If you’re one of many people in Iowa who have suffered an illness or injury that prevents you from being able to work, you may have recently navigated the application process for benefits that are available to people in this condition. The application is detailed, and your condition must meet the requirements that coincide with the government’s accepted definition of “disability.” There are numerous reasons why your Social Security Disability (SSD) claim might receive a denial.
If this is what happened to you, try not to lose heart. It is not uncommon. In fact, many applicants have had their initial claims denied. However, they ultimately were able to receive SSD benefits. The Social Security Administration (SSA) has an appeals process in place. If you believe that you’re entitled to SSD benefits but have received a claim denial, you can file an appeal.
Determine which type of SSD appeal you want to file
If you plan to appeal the decision to deny your SSD claim, you’ll first need to determine which type of appeal best fits your needs. The following list includes basic information regarding the four types:
- Filing a reconsideration appeal is a means to present new evidence to the SSA, such as medical records or laboratory and clinical findings regarding your condition.
- In certain circumstances, you may request a hearing with an Administrative Law Judge (ALJ), particularly if the denied amount meets the required threshold.

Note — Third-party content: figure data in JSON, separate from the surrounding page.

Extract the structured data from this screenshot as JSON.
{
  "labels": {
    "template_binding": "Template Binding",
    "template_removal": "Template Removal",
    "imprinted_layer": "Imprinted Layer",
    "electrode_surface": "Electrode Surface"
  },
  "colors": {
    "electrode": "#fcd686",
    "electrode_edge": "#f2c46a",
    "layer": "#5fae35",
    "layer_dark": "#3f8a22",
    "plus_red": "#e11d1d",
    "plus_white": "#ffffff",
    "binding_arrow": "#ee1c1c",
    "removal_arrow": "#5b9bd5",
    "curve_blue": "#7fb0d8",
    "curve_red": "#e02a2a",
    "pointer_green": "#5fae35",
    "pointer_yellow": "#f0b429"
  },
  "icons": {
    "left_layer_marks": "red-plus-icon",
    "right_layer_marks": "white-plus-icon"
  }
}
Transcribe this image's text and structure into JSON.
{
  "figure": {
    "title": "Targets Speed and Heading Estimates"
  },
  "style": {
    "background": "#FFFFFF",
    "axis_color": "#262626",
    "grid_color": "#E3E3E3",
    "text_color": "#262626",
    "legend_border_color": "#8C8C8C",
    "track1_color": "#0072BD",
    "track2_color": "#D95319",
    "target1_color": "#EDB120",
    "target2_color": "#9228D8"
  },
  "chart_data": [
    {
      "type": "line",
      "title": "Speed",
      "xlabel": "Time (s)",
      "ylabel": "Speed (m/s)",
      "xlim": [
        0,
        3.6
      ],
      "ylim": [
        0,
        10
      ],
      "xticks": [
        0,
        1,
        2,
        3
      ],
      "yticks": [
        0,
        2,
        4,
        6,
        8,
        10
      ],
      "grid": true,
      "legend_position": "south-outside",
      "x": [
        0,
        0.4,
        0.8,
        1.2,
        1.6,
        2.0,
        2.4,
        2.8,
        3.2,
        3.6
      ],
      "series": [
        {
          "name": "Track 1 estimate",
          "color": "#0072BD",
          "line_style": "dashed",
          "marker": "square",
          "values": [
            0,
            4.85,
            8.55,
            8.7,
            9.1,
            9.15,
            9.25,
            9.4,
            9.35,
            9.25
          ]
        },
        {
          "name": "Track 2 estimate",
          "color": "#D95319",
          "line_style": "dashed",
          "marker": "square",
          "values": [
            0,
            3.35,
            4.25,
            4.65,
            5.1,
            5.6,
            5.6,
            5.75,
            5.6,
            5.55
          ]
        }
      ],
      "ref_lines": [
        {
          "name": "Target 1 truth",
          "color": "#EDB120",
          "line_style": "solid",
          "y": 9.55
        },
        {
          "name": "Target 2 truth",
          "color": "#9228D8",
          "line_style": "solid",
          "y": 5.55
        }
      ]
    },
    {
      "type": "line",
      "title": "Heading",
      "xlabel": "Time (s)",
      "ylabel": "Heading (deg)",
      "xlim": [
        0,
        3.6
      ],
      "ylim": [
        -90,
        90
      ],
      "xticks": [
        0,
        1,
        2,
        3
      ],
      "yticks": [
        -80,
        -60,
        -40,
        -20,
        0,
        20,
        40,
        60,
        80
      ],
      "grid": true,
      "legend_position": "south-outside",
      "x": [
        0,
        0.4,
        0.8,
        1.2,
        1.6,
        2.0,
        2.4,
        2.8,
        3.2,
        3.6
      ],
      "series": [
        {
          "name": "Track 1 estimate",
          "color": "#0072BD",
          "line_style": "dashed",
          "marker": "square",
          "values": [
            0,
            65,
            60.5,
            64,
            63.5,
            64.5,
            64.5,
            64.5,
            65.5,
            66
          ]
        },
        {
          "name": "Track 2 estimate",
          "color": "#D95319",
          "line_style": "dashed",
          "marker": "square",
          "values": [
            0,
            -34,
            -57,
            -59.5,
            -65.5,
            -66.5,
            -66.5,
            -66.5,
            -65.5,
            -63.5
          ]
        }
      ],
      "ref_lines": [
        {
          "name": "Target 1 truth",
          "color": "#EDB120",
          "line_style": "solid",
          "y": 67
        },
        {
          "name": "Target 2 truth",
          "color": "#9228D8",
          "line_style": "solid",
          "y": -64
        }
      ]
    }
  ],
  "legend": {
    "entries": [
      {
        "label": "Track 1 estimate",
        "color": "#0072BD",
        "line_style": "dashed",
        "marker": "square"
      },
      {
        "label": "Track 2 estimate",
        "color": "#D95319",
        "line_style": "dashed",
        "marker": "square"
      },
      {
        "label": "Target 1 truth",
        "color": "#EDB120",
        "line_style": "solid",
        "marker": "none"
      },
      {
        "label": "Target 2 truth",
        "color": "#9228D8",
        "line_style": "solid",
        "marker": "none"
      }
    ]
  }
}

- You may ask the SSA Appeals Council to review your case, which they will only do if you can provide new evidence related to details that were present preceding and up to the claim denial that would logically change the outcome of the original decision.

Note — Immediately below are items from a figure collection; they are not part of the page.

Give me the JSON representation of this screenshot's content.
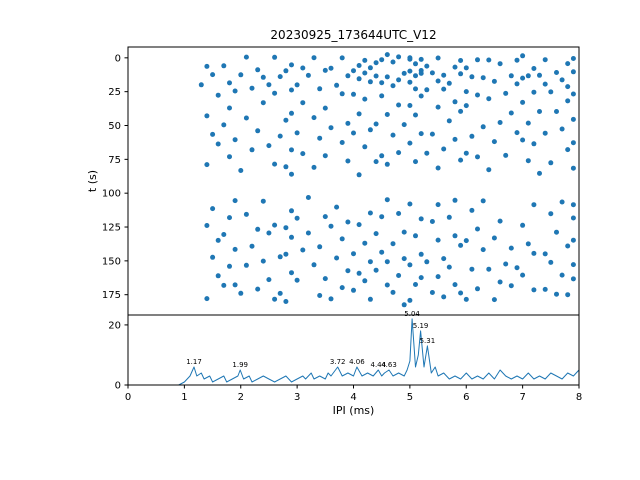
{
  "title": "20230925_173644UTC_V12",
  "colors": {
    "accent": "#1f77b4",
    "axis": "#000000",
    "background": "#ffffff"
  },
  "chart_data": [
    {
      "type": "scatter",
      "title": "20230925_173644UTC_V12",
      "xlabel": "",
      "ylabel": "t (s)",
      "xlim": [
        0,
        8
      ],
      "ylim": [
        190,
        -8
      ],
      "y_axis_inverted": true,
      "yticks": [
        0,
        25,
        50,
        75,
        100,
        125,
        150,
        175
      ],
      "xticks": [
        0,
        1,
        2,
        3,
        4,
        5,
        6,
        7,
        8
      ],
      "rows": [
        {
          "t": 0,
          "x": [
            2.1,
            3.3,
            4.2,
            4.6,
            5.0,
            5.2,
            5.9,
            6.4,
            7.0,
            7.9
          ]
        },
        {
          "t": 2,
          "x": [
            2.6,
            3.8,
            4.4,
            4.8,
            5.1,
            5.5,
            6.9,
            7.4
          ]
        },
        {
          "t": 4,
          "x": [
            1.4,
            2.9,
            4.1,
            4.5,
            5.0,
            5.3,
            6.2,
            7.8
          ]
        },
        {
          "t": 6,
          "x": [
            2.3,
            3.5,
            4.3,
            4.7,
            5.2,
            6.0,
            6.6,
            7.2
          ]
        },
        {
          "t": 8,
          "x": [
            1.7,
            3.1,
            4.0,
            4.9,
            5.4,
            5.8,
            7.6
          ]
        },
        {
          "t": 10,
          "x": [
            2.8,
            3.6,
            4.2,
            5.1,
            5.6,
            6.8,
            7.3
          ]
        },
        {
          "t": 12,
          "x": [
            1.5,
            2.4,
            3.9,
            4.6,
            5.0,
            5.9,
            7.0,
            7.9
          ]
        },
        {
          "t": 14,
          "x": [
            2.0,
            3.2,
            4.4,
            5.2,
            6.3,
            7.7
          ]
        },
        {
          "t": 16,
          "x": [
            1.8,
            2.7,
            4.1,
            4.8,
            5.5,
            6.1,
            7.1
          ]
        },
        {
          "t": 18,
          "x": [
            2.5,
            3.7,
            4.5,
            5.0,
            5.7,
            6.9,
            7.8
          ]
        },
        {
          "t": 20,
          "x": [
            1.3,
            3.0,
            4.3,
            5.3,
            6.5,
            7.4
          ]
        },
        {
          "t": 22,
          "x": [
            2.2,
            3.4,
            4.7,
            5.1,
            6.0,
            7.2
          ]
        },
        {
          "t": 24,
          "x": [
            1.9,
            2.9,
            4.0,
            5.6,
            6.7,
            7.9
          ]
        },
        {
          "t": 27,
          "x": [
            2.6,
            3.8,
            5.2,
            6.2,
            7.5
          ]
        },
        {
          "t": 30,
          "x": [
            1.6,
            3.1,
            4.5,
            5.8,
            7.0
          ]
        },
        {
          "t": 33,
          "x": [
            2.4,
            4.2,
            5.0,
            6.4,
            7.8
          ]
        },
        {
          "t": 36,
          "x": [
            1.8,
            3.5,
            4.8,
            6.0,
            7.3
          ]
        },
        {
          "t": 39,
          "x": [
            2.9,
            4.1,
            5.5,
            6.8
          ]
        },
        {
          "t": 42,
          "x": [
            1.4,
            3.3,
            4.6,
            5.9,
            7.6
          ]
        },
        {
          "t": 45,
          "x": [
            2.1,
            3.9,
            5.1,
            6.6,
            7.9
          ]
        },
        {
          "t": 48,
          "x": [
            1.7,
            2.8,
            4.4,
            5.7,
            7.1
          ]
        },
        {
          "t": 51,
          "x": [
            2.3,
            3.6,
            4.9,
            6.3,
            7.7
          ]
        },
        {
          "t": 54,
          "x": [
            1.5,
            3.0,
            4.3,
            5.4,
            6.9
          ]
        },
        {
          "t": 57,
          "x": [
            2.7,
            4.0,
            5.2,
            6.1,
            7.4
          ]
        },
        {
          "t": 60,
          "x": [
            1.9,
            3.4,
            4.7,
            5.8,
            7.0,
            7.9
          ]
        },
        {
          "t": 63,
          "x": [
            2.5,
            3.8,
            5.0,
            6.5
          ]
        },
        {
          "t": 66,
          "x": [
            1.6,
            2.9,
            4.2,
            5.6,
            7.2
          ]
        },
        {
          "t": 69,
          "x": [
            2.2,
            3.5,
            4.8,
            6.0,
            7.8
          ]
        },
        {
          "t": 72,
          "x": [
            1.8,
            3.1,
            4.5,
            5.3,
            6.7
          ]
        },
        {
          "t": 75,
          "x": [
            2.6,
            3.9,
            5.1,
            6.2,
            7.5
          ]
        },
        {
          "t": 78,
          "x": [
            1.4,
            2.8,
            4.4,
            5.9,
            7.1
          ]
        },
        {
          "t": 81,
          "x": [
            2.0,
            3.3,
            4.6,
            6.4,
            7.9
          ]
        },
        {
          "t": 84,
          "x": [
            2.9,
            4.1,
            5.5,
            7.3
          ]
        },
        {
          "t": 105,
          "x": [
            1.9,
            3.2,
            4.6,
            5.8,
            7.7
          ]
        },
        {
          "t": 108,
          "x": [
            2.4,
            3.7,
            5.0,
            6.3,
            7.9
          ]
        },
        {
          "t": 111,
          "x": [
            1.5,
            2.9,
            4.3,
            5.5,
            7.2
          ]
        },
        {
          "t": 114,
          "x": [
            2.1,
            3.5,
            4.8,
            6.1
          ]
        },
        {
          "t": 117,
          "x": [
            1.8,
            3.0,
            4.5,
            5.7,
            7.5
          ]
        },
        {
          "t": 120,
          "x": [
            2.6,
            3.9,
            5.2,
            6.6,
            7.9
          ]
        },
        {
          "t": 123,
          "x": [
            1.4,
            2.8,
            4.1,
            5.4,
            7.0
          ]
        },
        {
          "t": 126,
          "x": [
            2.3,
            3.6,
            4.9,
            6.2
          ]
        },
        {
          "t": 129,
          "x": [
            1.7,
            3.2,
            4.4,
            5.8,
            7.6
          ]
        },
        {
          "t": 132,
          "x": [
            2.5,
            3.8,
            5.1,
            6.5,
            7.9
          ]
        },
        {
          "t": 135,
          "x": [
            1.6,
            2.9,
            4.2,
            5.5,
            7.1
          ]
        },
        {
          "t": 138,
          "x": [
            2.2,
            3.4,
            4.7,
            6.0,
            7.8
          ]
        },
        {
          "t": 141,
          "x": [
            1.9,
            3.1,
            4.5,
            5.9,
            6.8
          ]
        },
        {
          "t": 144,
          "x": [
            2.7,
            4.0,
            5.2,
            6.3,
            7.4
          ]
        },
        {
          "t": 147,
          "x": [
            1.5,
            2.8,
            4.3,
            5.6,
            7.2
          ]
        },
        {
          "t": 150,
          "x": [
            2.4,
            3.7,
            4.9,
            5.3,
            6.7,
            7.9
          ]
        },
        {
          "t": 153,
          "x": [
            1.8,
            3.3,
            4.6,
            5.0,
            6.1,
            7.5
          ]
        },
        {
          "t": 156,
          "x": [
            2.1,
            3.9,
            4.4,
            5.7,
            6.9
          ]
        },
        {
          "t": 159,
          "x": [
            1.6,
            2.9,
            4.1,
            5.2,
            6.4,
            7.7
          ]
        },
        {
          "t": 162,
          "x": [
            2.5,
            3.5,
            4.8,
            5.5,
            7.0
          ]
        },
        {
          "t": 165,
          "x": [
            1.9,
            3.0,
            4.2,
            5.8,
            6.6,
            7.9
          ]
        },
        {
          "t": 168,
          "x": [
            2.3,
            3.8,
            4.6,
            5.1,
            6.2,
            7.4
          ]
        },
        {
          "t": 171,
          "x": [
            1.7,
            2.7,
            4.0,
            5.4,
            6.8
          ]
        },
        {
          "t": 174,
          "x": [
            2.0,
            3.4,
            4.7,
            5.9,
            7.2,
            7.8
          ]
        },
        {
          "t": 177,
          "x": [
            1.4,
            2.6,
            4.3,
            5.0,
            6.0,
            7.6
          ]
        },
        {
          "t": 179,
          "x": [
            2.8,
            3.6,
            4.9,
            5.6,
            6.5
          ]
        }
      ]
    },
    {
      "type": "line",
      "xlabel": "IPI (ms)",
      "ylabel": "",
      "xlim": [
        0,
        8
      ],
      "ylim": [
        0,
        23.3
      ],
      "yticks": [
        0,
        20
      ],
      "xticks": [
        0,
        1,
        2,
        3,
        4,
        5,
        6,
        7,
        8
      ],
      "points": [
        [
          0,
          0
        ],
        [
          0.9,
          0
        ],
        [
          1.0,
          1
        ],
        [
          1.05,
          2
        ],
        [
          1.1,
          3
        ],
        [
          1.17,
          6
        ],
        [
          1.22,
          3
        ],
        [
          1.3,
          4
        ],
        [
          1.35,
          2
        ],
        [
          1.45,
          3
        ],
        [
          1.5,
          1
        ],
        [
          1.6,
          2
        ],
        [
          1.7,
          3
        ],
        [
          1.75,
          1
        ],
        [
          1.85,
          2
        ],
        [
          1.95,
          3
        ],
        [
          1.99,
          5
        ],
        [
          2.05,
          2
        ],
        [
          2.15,
          3
        ],
        [
          2.2,
          1
        ],
        [
          2.3,
          2
        ],
        [
          2.4,
          3
        ],
        [
          2.5,
          2
        ],
        [
          2.6,
          1
        ],
        [
          2.7,
          2
        ],
        [
          2.8,
          3
        ],
        [
          2.9,
          1
        ],
        [
          3.0,
          2
        ],
        [
          3.1,
          3
        ],
        [
          3.15,
          2
        ],
        [
          3.25,
          4
        ],
        [
          3.3,
          2
        ],
        [
          3.4,
          3
        ],
        [
          3.5,
          2
        ],
        [
          3.55,
          4
        ],
        [
          3.6,
          3
        ],
        [
          3.72,
          6
        ],
        [
          3.8,
          3
        ],
        [
          3.9,
          4
        ],
        [
          4.0,
          3
        ],
        [
          4.06,
          6
        ],
        [
          4.15,
          3
        ],
        [
          4.25,
          4
        ],
        [
          4.35,
          3
        ],
        [
          4.44,
          5
        ],
        [
          4.5,
          3
        ],
        [
          4.55,
          4
        ],
        [
          4.63,
          5
        ],
        [
          4.7,
          3
        ],
        [
          4.8,
          4
        ],
        [
          4.9,
          3
        ],
        [
          4.95,
          5
        ],
        [
          5.0,
          8
        ],
        [
          5.04,
          22
        ],
        [
          5.1,
          6
        ],
        [
          5.15,
          10
        ],
        [
          5.19,
          18
        ],
        [
          5.25,
          6
        ],
        [
          5.31,
          13
        ],
        [
          5.38,
          4
        ],
        [
          5.45,
          6
        ],
        [
          5.5,
          3
        ],
        [
          5.6,
          4
        ],
        [
          5.7,
          2
        ],
        [
          5.8,
          3
        ],
        [
          5.9,
          2
        ],
        [
          6.0,
          4
        ],
        [
          6.1,
          2
        ],
        [
          6.2,
          3
        ],
        [
          6.3,
          2
        ],
        [
          6.4,
          4
        ],
        [
          6.5,
          2
        ],
        [
          6.6,
          5
        ],
        [
          6.7,
          3
        ],
        [
          6.8,
          2
        ],
        [
          6.9,
          3
        ],
        [
          7.0,
          2
        ],
        [
          7.1,
          4
        ],
        [
          7.2,
          2
        ],
        [
          7.3,
          3
        ],
        [
          7.4,
          2
        ],
        [
          7.5,
          4
        ],
        [
          7.6,
          3
        ],
        [
          7.7,
          2
        ],
        [
          7.8,
          4
        ],
        [
          7.9,
          3
        ],
        [
          8.0,
          5
        ]
      ],
      "annotations": [
        {
          "x": 1.17,
          "y": 6,
          "label": "1.17"
        },
        {
          "x": 1.99,
          "y": 5,
          "label": "1.99"
        },
        {
          "x": 3.72,
          "y": 6,
          "label": "3.72"
        },
        {
          "x": 4.06,
          "y": 6,
          "label": "4.06"
        },
        {
          "x": 4.44,
          "y": 5,
          "label": "4.44"
        },
        {
          "x": 4.63,
          "y": 5,
          "label": "4.63"
        },
        {
          "x": 5.04,
          "y": 22,
          "label": "5.04"
        },
        {
          "x": 5.19,
          "y": 18,
          "label": "5.19"
        },
        {
          "x": 5.31,
          "y": 13,
          "label": "5.31"
        }
      ]
    }
  ]
}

- You can file a civil claim in a federal district court, whereby the court will then issue a summons, and the SSA commissioner must respond to explain why the Administration denied your claim, after which you will present an opening brief.

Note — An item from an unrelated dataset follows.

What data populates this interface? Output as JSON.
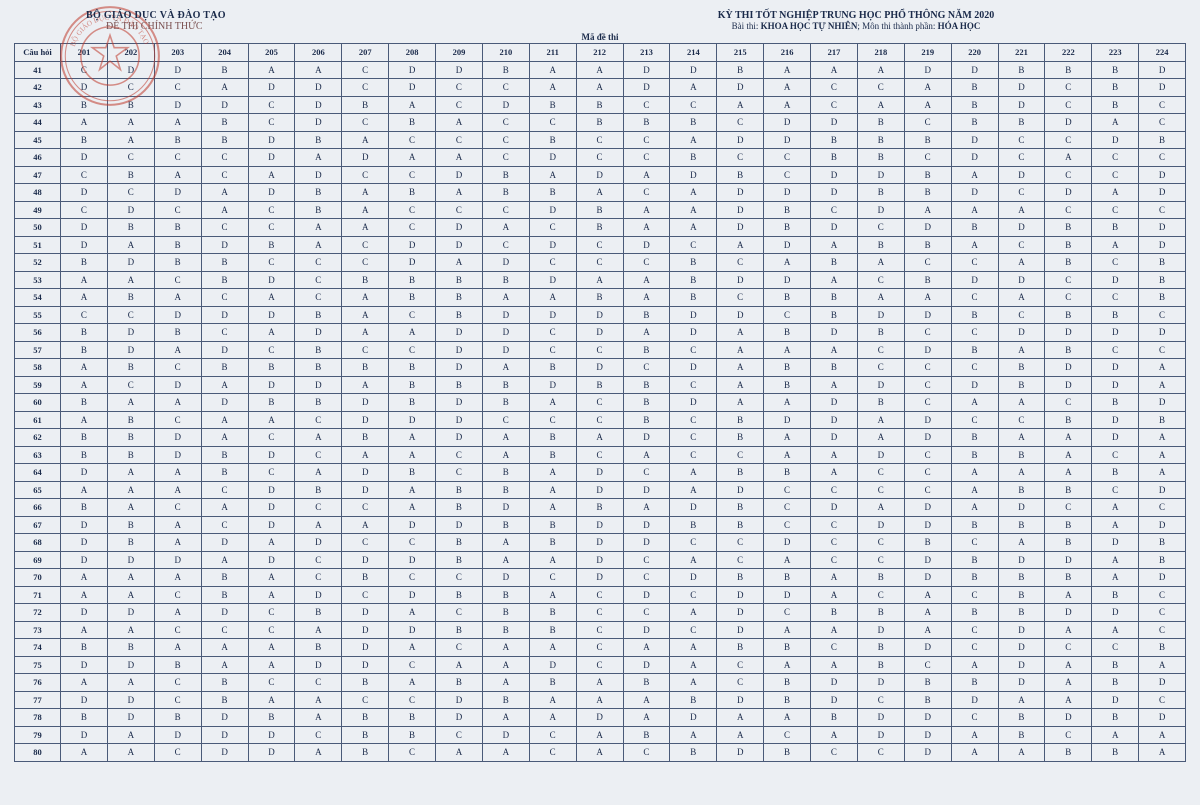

It is important to note that many SSD claims receive approval upon appeal. The appeals process can take a long time — even one full year or more. It can also be stressful, which is why most applicants seek legal support for guidance before activating the process.
60 is an important number in the appeals process
Regardless which of the four types of appeal you choose to navigate, you will only have 60 days to request further review of your case. If you have a hearing with an ALJ, you’ll receive an opportunity to have medical or occupational witnesses present testimony on your behalf.
If the ALJ upholds the original decision to deny your claim, you can then take the next logical step, which would be to ask the SSA Appeals Council to review your case. Many cases reach the federal court level before a denial is overturned. It is helpful to have an experienced advocate by your side as you navigate the system, which might be a family member who has experience in filing an SSD claim appeal or a legal representative who is well-versed in Iowa employment laws.